Era uma casa muito...


Engraçada. Bonita. Exótica. Estranha. Interessante. Diferente. É assim a casa que não era, ainda é, pois lá permanece. Em um bairro tradicional da grande cidade, destoando dos padrões e chamando a atenção dos atentos para os pequenos detalhes.
A primeira vez que olhei para aquela casa achei que se tratava de alguma escola de artes, ou galeria, pois uma escultura no segundo andar chamou-me a atenção, bem como os mosaicos coloridos que desenhavam flores no muro, mas não mais do que a frase escrita em letra de mão e tinta vermelha no meio do muro branco: “A madeira apropriou-se de mim. Descobri então a magia de ser árvore”.
Anotei a frase com pressa enquanto o veículo corria pela rua e virei o pescoço para observá-la mais uma vez, enquanto o motorista dobrava a esquina. A magia de ser árvore. As árvores que se apresentavam floridas no caminho ganharam nova cor naquela tarde, a brisa que chacoalhava seus galhos me fazia sentir o cheiro da madeira e da poesia que o autor desconhecido, expressou naquele muro branco.
Quatro semanas depois passei novamente pela rua daquela casa e qual não foi minha surpresa ao notar que o muro branco, recebia nova frase, ainda escrita em vermelho, com um prefácio em azul que dizia: “Instante Reflexo: Quando transcendo sou apenas mais um, quando transgrido sou eu mesmo”.
Quando transgrido sou eu mesmo, quando transcendo sou mais um, apenas.
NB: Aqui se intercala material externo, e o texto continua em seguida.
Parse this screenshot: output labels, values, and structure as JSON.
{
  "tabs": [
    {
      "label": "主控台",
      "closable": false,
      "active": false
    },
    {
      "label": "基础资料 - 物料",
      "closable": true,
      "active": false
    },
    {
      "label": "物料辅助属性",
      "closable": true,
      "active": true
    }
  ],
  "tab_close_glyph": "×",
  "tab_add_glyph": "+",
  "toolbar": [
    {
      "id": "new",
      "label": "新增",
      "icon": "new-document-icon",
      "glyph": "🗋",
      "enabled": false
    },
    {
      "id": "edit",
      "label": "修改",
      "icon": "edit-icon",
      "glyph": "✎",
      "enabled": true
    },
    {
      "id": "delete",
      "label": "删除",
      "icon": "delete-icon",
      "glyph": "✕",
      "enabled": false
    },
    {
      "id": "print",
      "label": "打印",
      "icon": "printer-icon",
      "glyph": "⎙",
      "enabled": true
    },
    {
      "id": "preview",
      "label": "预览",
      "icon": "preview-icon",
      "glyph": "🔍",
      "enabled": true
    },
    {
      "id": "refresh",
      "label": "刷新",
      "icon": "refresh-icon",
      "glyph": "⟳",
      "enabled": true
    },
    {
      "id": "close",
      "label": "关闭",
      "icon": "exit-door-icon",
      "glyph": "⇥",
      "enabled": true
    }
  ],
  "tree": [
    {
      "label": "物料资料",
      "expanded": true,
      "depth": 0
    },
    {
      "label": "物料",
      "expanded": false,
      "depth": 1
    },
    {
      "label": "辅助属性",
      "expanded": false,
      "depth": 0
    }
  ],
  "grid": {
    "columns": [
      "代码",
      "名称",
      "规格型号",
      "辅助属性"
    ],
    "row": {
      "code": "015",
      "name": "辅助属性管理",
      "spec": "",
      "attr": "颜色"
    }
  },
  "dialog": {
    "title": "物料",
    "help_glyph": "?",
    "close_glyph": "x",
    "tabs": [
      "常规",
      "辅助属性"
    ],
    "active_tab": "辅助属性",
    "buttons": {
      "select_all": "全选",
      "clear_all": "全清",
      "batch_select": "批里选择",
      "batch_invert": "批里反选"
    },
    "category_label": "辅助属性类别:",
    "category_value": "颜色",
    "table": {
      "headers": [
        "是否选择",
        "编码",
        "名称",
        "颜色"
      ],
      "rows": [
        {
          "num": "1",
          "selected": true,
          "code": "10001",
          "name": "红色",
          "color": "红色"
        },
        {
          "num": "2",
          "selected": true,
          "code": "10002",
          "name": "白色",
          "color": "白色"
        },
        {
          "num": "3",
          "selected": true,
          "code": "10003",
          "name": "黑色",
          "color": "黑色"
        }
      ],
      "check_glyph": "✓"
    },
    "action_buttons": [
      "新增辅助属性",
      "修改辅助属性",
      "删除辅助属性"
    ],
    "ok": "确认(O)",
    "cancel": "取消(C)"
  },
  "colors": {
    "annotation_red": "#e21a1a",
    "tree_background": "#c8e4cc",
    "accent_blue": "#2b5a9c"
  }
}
Essa frase me fez lembrar o fato de que podemos acertar mil vezes e nunca receber um elogio, mas basta um erro para milhões de pedras serem atiradas contra nós. A violação é o encontro do que eu faço, com as consequências da minha ação. Ultrapassar limites, buscar ser superior coloca-me apenas no meio de uma multidão em competição constante. O que chama a atenção nesse instante não é alcançar a linha de chegada, a foto da capa vai para o atleta que queimou a largada.
Que tipo de transgressão aquele poeta teria cometido pra pintar o muro de branco, escolher nova tinta e pintar, em letra de mão, aquele sentimento que saia da alma e escapava pelo pincel, letra a letra?
Seis semanas passaram-se até que eu retornasse para aquela rua. Dessa vez passei bem cedo, com o sol ainda espreguiçando, na ânsia de encontrar o autor daquelas palavras, pintando o muro de branco, refazendo sua tela, ou quiçá colocando o ponto final na nova frase que se apresentava: Que eu minta, demais para mim”. Novamente escrita em letra de mão, em tinta vermelha, e sem autoria.
O artista não estava lá, poderia ter escrito na madrugada, enquanto olhava o céu estrelado, usando a lua cheia de farol. Poderia ter escrito uma palavra por dia, deixando os transeuntes curiosos, poderia apenas ter rabiscado e ido deitar-se poucos segundos antes da minha presença, o fato é que ele não estava ali.
Pensei em parar e bater palmas, chamar pelo proprietário, matar a curiosidade e desvendar a história daquela casa que passou a fazer parte de algumas das minhas tardes. Que eu minta. Demais para mim. Mentira corrói primeiro o mentiroso, dói, chega a ser demais mesmo, insuportável, até para mim.
Não parei. Não desci, nem tentei desvendar o mistério daquela casa. Os meses se passaram, mudei minha rotina e por consequência de trajeto e aquela casa permaneceu apenas na minha memória, em meio ao chacoalhar dos galhos das árvores, nas transgressões diárias, nas mentiras com gosto de verdades.
No início desse mês, quase seis meses depois da última frase, passei novamente pela rua daquela casa tão engraçada. Bonita. Exótica. Estranha. Interessante. Diferente. E a frase que ali estampava o muro branco, ainda em tinta vermelha e com a mesma letra de mão, me fez sorrir. Mais do que isso, me fez recuperar lembranças e eternizá-las nesse texto: “O delírio ainda não passou. Um livro ácido. Saudações para quem tem coragem. Arrisque-se”.
Arrisque-se. Coragem, mesmo que tarde. Ainda não foi dessa vez que me arrisquei e bati no portão para descobrir o que existe por trás daquelas letras, dentro daquela alma.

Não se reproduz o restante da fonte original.